Enhanced Krylov Methods for Molecular Hamiltonians: Reduced Memory Cost and Complexity Scaling via Tensor Hypercontraction
Yu Wang, Maxine Luo, Matthias Reumann, Christian B. Mendl
TL;DR
This work introduces an algorithm that is simultaneously memory-efficient and low-scaling for applying ab initio molecular Hamiltonians to matrix-product states (MPS) via the tensor-hypercontraction (THC) format and lends itself to large-scale HPC simulations.
Abstract
We introduce an algorithm that is simultaneously memory-efficient and low-scaling for applying ab initio molecular Hamiltonians to matrix-product states (MPS) via the tensor-hypercontraction (THC) format.
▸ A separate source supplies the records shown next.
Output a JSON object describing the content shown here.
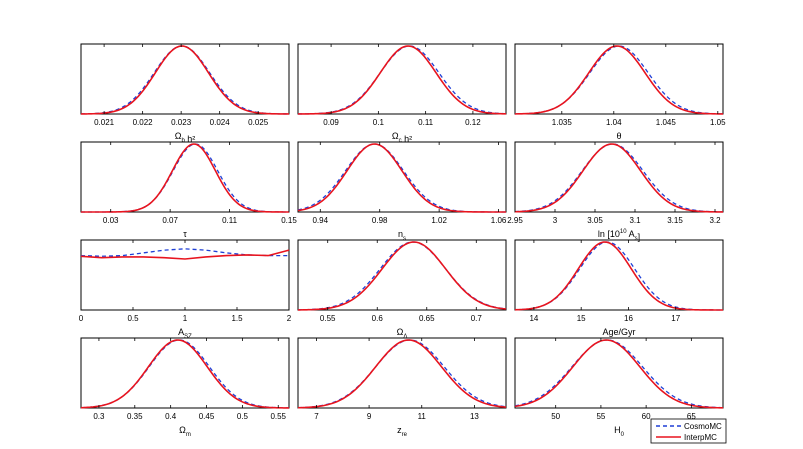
{
  "chart_data": [
    {
      "type": "line",
      "xlabel": {
        "main": "Ω",
        "sub": "b",
        "rest": " h²"
      },
      "xticks": [
        "0.021",
        "0.022",
        "0.023",
        "0.024",
        "0.025"
      ],
      "xtick_values": [
        0.021,
        0.022,
        0.023,
        0.024,
        0.025
      ],
      "xlim": [
        0.0204,
        0.0258
      ],
      "curves": {
        "CosmoMC": {
          "kind": "gauss",
          "mu": 0.02302,
          "sigma": 0.00072
        },
        "InterpMC": {
          "kind": "gauss",
          "mu": 0.02302,
          "sigma": 0.00069
        }
      }
    },
    {
      "type": "line",
      "xlabel": {
        "main": "Ω",
        "sub": "c",
        "rest": " h²"
      },
      "xticks": [
        "0.09",
        "0.1",
        "0.11",
        "0.12"
      ],
      "xtick_values": [
        0.09,
        0.1,
        0.11,
        0.12
      ],
      "xlim": [
        0.083,
        0.127
      ],
      "curves": {
        "CosmoMC": {
          "kind": "gauss",
          "mu": 0.1066,
          "sigma": 0.0062
        },
        "InterpMC": {
          "kind": "gauss",
          "mu": 0.1063,
          "sigma": 0.0059
        }
      }
    },
    {
      "type": "line",
      "xlabel": {
        "main": "θ",
        "sub": "",
        "rest": ""
      },
      "xticks": [
        "1.035",
        "1.04",
        "1.045",
        "1.05"
      ],
      "xtick_values": [
        1.035,
        1.04,
        1.045,
        1.05
      ],
      "xlim": [
        1.0305,
        1.0505
      ],
      "curves": {
        "CosmoMC": {
          "kind": "gauss",
          "mu": 1.0405,
          "sigma": 0.0028
        },
        "InterpMC": {
          "kind": "gauss",
          "mu": 1.0403,
          "sigma": 0.0027
        }
      }
    },
    {
      "type": "line",
      "xlabel": {
        "main": "τ",
        "sub": "",
        "rest": ""
      },
      "xticks": [
        "0.03",
        "0.07",
        "0.11",
        "0.15"
      ],
      "xtick_values": [
        0.03,
        0.07,
        0.11,
        0.15
      ],
      "xlim": [
        0.01,
        0.15
      ],
      "curves": {
        "CosmoMC": {
          "kind": "gauss",
          "mu": 0.087,
          "sigma": 0.015
        },
        "InterpMC": {
          "kind": "gauss",
          "mu": 0.086,
          "sigma": 0.0145
        }
      }
    },
    {
      "type": "line",
      "xlabel": {
        "main": "n",
        "sub": "s",
        "rest": ""
      },
      "xticks": [
        "0.94",
        "0.98",
        "1.02",
        "1.06"
      ],
      "xtick_values": [
        0.94,
        0.98,
        1.02,
        1.06
      ],
      "xlim": [
        0.925,
        1.065
      ],
      "curves": {
        "CosmoMC": {
          "kind": "gauss",
          "mu": 0.9765,
          "sigma": 0.0195
        },
        "InterpMC": {
          "kind": "gauss",
          "mu": 0.9765,
          "sigma": 0.0185
        }
      }
    },
    {
      "type": "line",
      "xlabel": {
        "main": "ln [10",
        "sub": "",
        "rest": "10",
        "rest2": " A",
        "sub2": "s",
        "rest3": "]"
      },
      "xticks": [
        "2.95",
        "3",
        "3.05",
        "3.1",
        "3.15",
        "3.2"
      ],
      "xtick_values": [
        2.95,
        3.0,
        3.05,
        3.1,
        3.15,
        3.2
      ],
      "xlim": [
        2.95,
        3.21
      ],
      "curves": {
        "CosmoMC": {
          "kind": "gauss",
          "mu": 3.072,
          "sigma": 0.038
        },
        "InterpMC": {
          "kind": "gauss",
          "mu": 3.071,
          "sigma": 0.036
        }
      }
    },
    {
      "type": "line",
      "xlabel": {
        "main": "A",
        "sub": "SZ",
        "rest": ""
      },
      "xticks": [
        "0",
        "0.5",
        "1",
        "1.5",
        "2"
      ],
      "xtick_values": [
        0,
        0.5,
        1,
        1.5,
        2
      ],
      "xlim": [
        0,
        2
      ],
      "curves": {
        "CosmoMC": {
          "kind": "points",
          "x": [
            0,
            0.2,
            0.4,
            0.6,
            0.8,
            1.0,
            1.2,
            1.4,
            1.6,
            1.8,
            2.0
          ],
          "y": [
            0.8,
            0.79,
            0.8,
            0.84,
            0.88,
            0.9,
            0.88,
            0.84,
            0.81,
            0.8,
            0.8
          ]
        },
        "InterpMC": {
          "kind": "points",
          "x": [
            0,
            0.2,
            0.4,
            0.6,
            0.8,
            1.0,
            1.2,
            1.4,
            1.6,
            1.8,
            2.0
          ],
          "y": [
            0.79,
            0.77,
            0.78,
            0.78,
            0.77,
            0.75,
            0.78,
            0.8,
            0.81,
            0.8,
            0.88
          ]
        }
      }
    },
    {
      "type": "line",
      "xlabel": {
        "main": "Ω",
        "sub": "Λ",
        "rest": ""
      },
      "xticks": [
        "0.55",
        "0.6",
        "0.65",
        "0.7"
      ],
      "xtick_values": [
        0.55,
        0.6,
        0.65,
        0.7
      ],
      "xlim": [
        0.52,
        0.73
      ],
      "curves": {
        "CosmoMC": {
          "kind": "gauss",
          "mu": 0.636,
          "sigma": 0.033
        },
        "InterpMC": {
          "kind": "gauss",
          "mu": 0.637,
          "sigma": 0.032
        }
      }
    },
    {
      "type": "line",
      "xlabel": {
        "main": "Age/Gyr",
        "sub": "",
        "rest": ""
      },
      "xticks": [
        "14",
        "15",
        "16",
        "17"
      ],
      "xtick_values": [
        14,
        15,
        16,
        17
      ],
      "xlim": [
        13.6,
        18.0
      ],
      "curves": {
        "CosmoMC": {
          "kind": "gauss",
          "mu": 15.55,
          "sigma": 0.58
        },
        "InterpMC": {
          "kind": "gauss",
          "mu": 15.5,
          "sigma": 0.56
        }
      }
    },
    {
      "type": "line",
      "xlabel": {
        "main": "Ω",
        "sub": "m",
        "rest": ""
      },
      "xticks": [
        "0.3",
        "0.35",
        "0.4",
        "0.45",
        "0.5",
        "0.55"
      ],
      "xtick_values": [
        0.3,
        0.35,
        0.4,
        0.45,
        0.5,
        0.55
      ],
      "xlim": [
        0.275,
        0.565
      ],
      "curves": {
        "CosmoMC": {
          "kind": "gauss",
          "mu": 0.412,
          "sigma": 0.042
        },
        "InterpMC": {
          "kind": "gauss",
          "mu": 0.41,
          "sigma": 0.041
        }
      }
    },
    {
      "type": "line",
      "xlabel": {
        "main": "z",
        "sub": "re",
        "rest": ""
      },
      "xticks": [
        "7",
        "9",
        "11",
        "13"
      ],
      "xtick_values": [
        7,
        9,
        11,
        13
      ],
      "xlim": [
        6.3,
        14.2
      ],
      "curves": {
        "CosmoMC": {
          "kind": "gauss",
          "mu": 10.55,
          "sigma": 1.3
        },
        "InterpMC": {
          "kind": "gauss",
          "mu": 10.5,
          "sigma": 1.25
        }
      }
    },
    {
      "type": "line",
      "xlabel": {
        "main": "H",
        "sub": "0",
        "rest": ""
      },
      "xticks": [
        "50",
        "55",
        "60",
        "65"
      ],
      "xtick_values": [
        50,
        55,
        60,
        65
      ],
      "xlim": [
        45.5,
        68.5
      ],
      "curves": {
        "CosmoMC": {
          "kind": "gauss",
          "mu": 55.7,
          "sigma": 3.9
        },
        "InterpMC": {
          "kind": "gauss",
          "mu": 55.6,
          "sigma": 3.7
        }
      }
    }
  ],
  "legend": {
    "entries": [
      {
        "label": "CosmoMC",
        "color": "#1f3fd6",
        "style": "dashed"
      },
      {
        "label": "InterpMC",
        "color": "#e8141e",
        "style": "solid"
      }
    ]
  }
}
These gains carry over to Krylov subspace methods, which can find low-lying eigenstates and simulate quantum time evolution while avoiding local minima and maintaining high accuracy. In our approach, the molecular Hamiltonian is represented as a sum of products of four MPOs, each with a bond dimension of only 2. Iteratively applying the MPOs to the current quantum state in MPS form, summing and re-compressing the MPS leads to a scheme with the same asymptotic memory cost as the bare MPS and reduces the computational cost scaling compared to the Krylov method using a conventional MPO construction. We provide a detailed theoretical derivation of these statements and conduct supporting numerical experiments to demonstrate the advantage. Our algorithm is highly parallelizable and thus lends itself to large-scale HPC simulations.